The CPU variable, when used, is almost always exclusively used with
"generic" to disable any CPU-specific optimizations, or "native" to
enable "-march=native". Other options are not used and are just making
CPU_CFLAGS more confusing.
This commit just drops all pre-configured variants and replaces them
with documentation about examples of supported options. CPU_CFLAGS is
preserved as it appears that it's mostly used as a proxy to inject the
distro's CFLAGS, and it's just empty by default.
The CPU variable is checked, and if set to anything but "generic", it
emits a warning about its deprecation and invites the user to read
INSTALL.
Users who would just set CPU_CFLAGS will be able to continue to do so,
those who were using CPU=native will have to pass CPU_CFLAGS=-march=native
and those who were passing one of the other options will find it in the
doc as well.
Note that this also removes the "CPU=" line from haproxy -vv, that most
users got used to seeing set to "generic" or occasionally "native"
anyway, thus that didn't provide any useful information.
CPU_CFLAGS is meant to set the CPU-specific options (-mcpu, -march etc).
The fact that it also includes the optimization level is annoying because
one cannot be set without replacing the other. Let's move the optimization
level to a new independent OPT_CFLAGS that is added early to the list, so
that other CFLAGS (including CPU_CFLAGS) can continue to override it if
necessary.
These settings were appended to the final build CFLAGS and used to
contain a mix of obsolete settings that can equally be passed in one
of the many other variables such as DEFINE or more recently CFLAGS.
Let's just drop the obsolete comment about it, and check if anything
was forced there, then emit a warning suggesting to move that to other
variables such as DEFINE or CFLAGS, so as to be kind to package
maintainers.
CFLAGS has always been a troublemaker because the variable was preset
based on other options, including dynamically detected ones, so
overriding it would just lose the original contents, forcing users
to resort to various alternatives such as DEFINE, ADDINC or SMALL_OPTS.
Now that the variable's usage was cleared, let's just preset it to
empty (and it MUST absolutely remain like this) and append it at the
end of the compiler's options.

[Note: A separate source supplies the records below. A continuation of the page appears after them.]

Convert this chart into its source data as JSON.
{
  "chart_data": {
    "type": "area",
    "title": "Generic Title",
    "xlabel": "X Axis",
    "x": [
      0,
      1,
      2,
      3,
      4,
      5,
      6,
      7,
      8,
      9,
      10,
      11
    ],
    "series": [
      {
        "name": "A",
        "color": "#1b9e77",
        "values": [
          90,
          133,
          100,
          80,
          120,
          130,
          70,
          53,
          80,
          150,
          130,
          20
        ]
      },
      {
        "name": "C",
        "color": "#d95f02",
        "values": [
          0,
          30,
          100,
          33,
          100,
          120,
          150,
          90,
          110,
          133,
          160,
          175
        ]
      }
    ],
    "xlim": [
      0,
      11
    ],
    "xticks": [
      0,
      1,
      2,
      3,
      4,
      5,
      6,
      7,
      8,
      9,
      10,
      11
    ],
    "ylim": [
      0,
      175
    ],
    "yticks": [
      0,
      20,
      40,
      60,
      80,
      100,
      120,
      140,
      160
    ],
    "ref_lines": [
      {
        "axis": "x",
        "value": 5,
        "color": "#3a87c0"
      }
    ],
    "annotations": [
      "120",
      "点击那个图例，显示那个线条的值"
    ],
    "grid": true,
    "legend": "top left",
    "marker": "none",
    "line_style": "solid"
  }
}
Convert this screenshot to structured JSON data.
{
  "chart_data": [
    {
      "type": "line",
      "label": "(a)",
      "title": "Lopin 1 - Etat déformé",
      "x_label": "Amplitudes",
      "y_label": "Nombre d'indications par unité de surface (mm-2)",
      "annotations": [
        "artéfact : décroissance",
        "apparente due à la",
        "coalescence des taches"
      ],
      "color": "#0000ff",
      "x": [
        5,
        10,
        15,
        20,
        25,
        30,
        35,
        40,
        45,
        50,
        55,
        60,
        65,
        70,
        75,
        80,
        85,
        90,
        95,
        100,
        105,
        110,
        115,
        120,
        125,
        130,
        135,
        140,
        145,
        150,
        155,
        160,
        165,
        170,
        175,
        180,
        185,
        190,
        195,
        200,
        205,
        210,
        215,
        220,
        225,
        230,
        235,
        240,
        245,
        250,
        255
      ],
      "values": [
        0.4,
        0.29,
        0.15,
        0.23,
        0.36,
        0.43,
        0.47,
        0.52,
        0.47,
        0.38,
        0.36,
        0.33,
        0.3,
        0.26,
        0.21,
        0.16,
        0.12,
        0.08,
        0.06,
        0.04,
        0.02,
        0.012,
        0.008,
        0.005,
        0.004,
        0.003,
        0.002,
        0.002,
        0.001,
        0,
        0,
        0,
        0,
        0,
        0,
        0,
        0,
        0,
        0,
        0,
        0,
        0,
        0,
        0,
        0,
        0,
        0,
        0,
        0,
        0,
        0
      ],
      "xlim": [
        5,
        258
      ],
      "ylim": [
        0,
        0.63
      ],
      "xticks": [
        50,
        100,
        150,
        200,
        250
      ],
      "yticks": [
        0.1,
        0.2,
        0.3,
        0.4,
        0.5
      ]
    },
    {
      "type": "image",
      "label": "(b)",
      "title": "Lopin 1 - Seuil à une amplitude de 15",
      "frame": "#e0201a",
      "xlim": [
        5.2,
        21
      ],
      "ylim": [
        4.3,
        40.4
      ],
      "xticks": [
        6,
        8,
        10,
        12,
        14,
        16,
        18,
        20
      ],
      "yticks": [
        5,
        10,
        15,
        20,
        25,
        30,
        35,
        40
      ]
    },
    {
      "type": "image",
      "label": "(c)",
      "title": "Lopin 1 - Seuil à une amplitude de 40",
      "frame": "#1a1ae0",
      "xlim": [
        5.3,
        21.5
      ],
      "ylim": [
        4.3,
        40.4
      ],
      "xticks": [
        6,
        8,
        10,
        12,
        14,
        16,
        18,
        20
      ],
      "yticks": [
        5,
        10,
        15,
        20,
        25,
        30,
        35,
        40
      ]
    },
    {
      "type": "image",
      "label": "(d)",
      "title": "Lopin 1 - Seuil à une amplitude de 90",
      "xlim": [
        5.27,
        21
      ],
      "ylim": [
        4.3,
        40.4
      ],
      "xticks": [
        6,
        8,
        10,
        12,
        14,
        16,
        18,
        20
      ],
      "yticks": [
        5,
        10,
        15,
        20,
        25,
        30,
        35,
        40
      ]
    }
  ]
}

This will now allow to change an
optimization level, force a CPU type or disable a warning as users
commonly expect from CFLAGS passed to a makefile, and not to override
*all* the compiler flags as it has progressively become.
CFLAGS currently is a concatenation of 4 other variables, some of which
are dynamically determined. This has long been totally unusable to pass
any extra option. Let's just get rid of it and pass the 4 variables at
the 3 only places CFLAGS was used. This will later allow us to make
CFLAGS something really usable.
This also has the benefit of implicitly restoring the build on AIX5
which needs to disable DEBUG_CFLAGS to solve symbol issues when built
with -g. Indeed, that one got ignored since the targets moved past the
CFLAGS definition which collects DEBUG_CFLAGS.
This option has been set by default for a very long time and also
complicates the manipulation of the DEBUG variable. Let's make it
the official default and permit to unset it by setting it to zero.
The other pool-related DEBUG options were adjusted to also explicitly
check for the zero value for consistency.
We continue to carry it in the makefile, which adds to the difficulty
of passing new options. Let's make DEBUG_STRICT=1 the default so that
one has to explicitly pass DEBUG_STRICT=0 to disable it. This allows us
to remove the option from the default DEBUG variable in the makefile.